Despite an overall decrease in inflation, the report notes that food inflation remains nearly twice as high as the inflation rate for all goods and services. The Competition Commission emphasises its commitment to monitoring essential food prices and investigating the factors driving food inflation to ensure transparency regarding profit margins set by producers and retailers.
One aspect the Commission is closely scrutinising is the speed at which falling commodity prices translate into lower prices for consumers. In the first half of 2023, upstream commodity prices have indeed decreased, prompting the Commission to focus on the extent to which this reduction benefits South African consumers.
Load shedding, a recurring issue in South Africa’s energy sector, has been suggested as a potential reason for persistently high prices. However, some food producers, excluding poultry producers, have informed the Commission that power outages have not significantly impacted their operating costs. Interestingly, some of the major food companies have recorded substantial revenue increases due to price hikes rather than volume growth.
Load shedding mitigation efforts
Further down the supply chain, retailers, who receive no government rebates or tax breaks for their load shedding mitigation efforts, have invested billions of rands to cope with power outages. This investment could potentially affect retail prices. Despite the costs associated with load shedding, revenue and profits in the retail sector remain robust.

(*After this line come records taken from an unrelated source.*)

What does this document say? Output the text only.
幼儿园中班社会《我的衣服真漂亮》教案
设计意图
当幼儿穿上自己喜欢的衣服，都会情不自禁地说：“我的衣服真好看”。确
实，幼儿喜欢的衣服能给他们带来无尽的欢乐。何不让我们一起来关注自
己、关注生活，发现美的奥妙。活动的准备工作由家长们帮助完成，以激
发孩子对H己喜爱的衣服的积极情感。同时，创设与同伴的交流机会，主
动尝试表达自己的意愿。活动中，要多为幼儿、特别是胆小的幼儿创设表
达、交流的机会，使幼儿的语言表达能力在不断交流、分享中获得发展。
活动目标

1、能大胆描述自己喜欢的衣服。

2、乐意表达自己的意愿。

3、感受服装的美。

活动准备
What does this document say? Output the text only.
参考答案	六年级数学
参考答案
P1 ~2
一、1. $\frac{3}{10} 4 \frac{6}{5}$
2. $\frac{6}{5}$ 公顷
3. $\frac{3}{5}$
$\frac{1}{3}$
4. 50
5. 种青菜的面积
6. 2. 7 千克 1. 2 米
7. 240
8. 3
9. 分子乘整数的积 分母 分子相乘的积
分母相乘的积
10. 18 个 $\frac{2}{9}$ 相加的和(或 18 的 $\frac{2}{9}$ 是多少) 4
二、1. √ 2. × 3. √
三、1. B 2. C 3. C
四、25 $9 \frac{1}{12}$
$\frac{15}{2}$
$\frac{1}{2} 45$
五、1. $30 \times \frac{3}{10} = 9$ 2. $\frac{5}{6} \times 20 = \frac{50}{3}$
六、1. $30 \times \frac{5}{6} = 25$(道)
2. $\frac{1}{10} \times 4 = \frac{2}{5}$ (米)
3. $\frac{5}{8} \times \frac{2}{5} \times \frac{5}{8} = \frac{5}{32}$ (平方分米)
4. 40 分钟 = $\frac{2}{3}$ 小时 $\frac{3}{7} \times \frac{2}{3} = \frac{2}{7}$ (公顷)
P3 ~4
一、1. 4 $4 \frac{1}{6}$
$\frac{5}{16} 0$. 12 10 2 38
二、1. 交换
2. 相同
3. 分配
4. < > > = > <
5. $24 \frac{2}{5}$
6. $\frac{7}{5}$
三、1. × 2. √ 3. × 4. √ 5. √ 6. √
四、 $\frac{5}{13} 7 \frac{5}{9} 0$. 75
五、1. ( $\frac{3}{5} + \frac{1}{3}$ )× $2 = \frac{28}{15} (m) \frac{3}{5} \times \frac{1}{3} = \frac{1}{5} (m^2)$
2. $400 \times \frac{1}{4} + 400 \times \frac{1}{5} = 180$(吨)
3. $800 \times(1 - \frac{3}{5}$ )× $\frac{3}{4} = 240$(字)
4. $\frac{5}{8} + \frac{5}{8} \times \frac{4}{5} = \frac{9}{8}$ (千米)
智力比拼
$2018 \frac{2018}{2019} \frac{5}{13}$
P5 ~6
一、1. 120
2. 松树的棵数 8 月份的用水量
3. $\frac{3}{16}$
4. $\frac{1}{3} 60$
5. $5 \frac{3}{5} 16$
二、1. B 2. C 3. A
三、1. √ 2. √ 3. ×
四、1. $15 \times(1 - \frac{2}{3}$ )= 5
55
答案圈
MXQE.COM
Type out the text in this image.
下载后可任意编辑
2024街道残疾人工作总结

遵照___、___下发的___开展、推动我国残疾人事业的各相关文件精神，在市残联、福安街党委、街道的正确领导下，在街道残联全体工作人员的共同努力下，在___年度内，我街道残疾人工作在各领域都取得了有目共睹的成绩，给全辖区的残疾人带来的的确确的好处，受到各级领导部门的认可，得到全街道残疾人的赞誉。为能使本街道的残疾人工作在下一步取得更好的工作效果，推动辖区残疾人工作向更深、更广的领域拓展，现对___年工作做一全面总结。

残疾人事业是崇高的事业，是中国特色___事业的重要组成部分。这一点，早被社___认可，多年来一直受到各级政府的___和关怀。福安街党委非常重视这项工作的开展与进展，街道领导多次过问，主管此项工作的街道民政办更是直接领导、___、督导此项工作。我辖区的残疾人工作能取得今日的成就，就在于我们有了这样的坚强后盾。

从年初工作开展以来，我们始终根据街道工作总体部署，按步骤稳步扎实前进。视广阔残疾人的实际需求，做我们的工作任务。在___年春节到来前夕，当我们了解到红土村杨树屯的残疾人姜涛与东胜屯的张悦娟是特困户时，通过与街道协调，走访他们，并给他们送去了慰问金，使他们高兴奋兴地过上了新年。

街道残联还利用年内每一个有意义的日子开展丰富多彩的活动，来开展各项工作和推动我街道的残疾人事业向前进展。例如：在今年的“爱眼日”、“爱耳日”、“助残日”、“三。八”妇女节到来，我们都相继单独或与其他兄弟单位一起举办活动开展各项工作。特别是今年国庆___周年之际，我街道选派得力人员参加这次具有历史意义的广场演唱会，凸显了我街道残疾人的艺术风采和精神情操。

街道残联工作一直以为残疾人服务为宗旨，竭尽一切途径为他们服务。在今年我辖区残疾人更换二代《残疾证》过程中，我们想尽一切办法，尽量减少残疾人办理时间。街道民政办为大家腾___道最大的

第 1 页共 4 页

South Africa’s escalating consumer price index
This glaring disparity between local and global price trends has far-reaching implications for South Africa’s economy. Despite its considerable potential, the nation continues to grapple with economic challenges driven by both structural and cyclical issues. The persistent trend of high local food prices in the face of falling global prices exacerbates these challenges, including high unemployment rates and rising food price inflation. The latter, in particular, contributes significantly to South Africa’s escalating consumer price index inflation rate, increasing the likelihood of further interest rate hikes and placing additional strain on the economy.
In conclusion, the Competition Commission’s EFPM Report underscores the urgent need for measures to address the divergence between local and global food prices in South Africa. The nation’s economy, already facing numerous challenges, stands to benefit from solutions that promote transparency and affordability in the essential food market while ensuring the sustainability of both producers and retailers.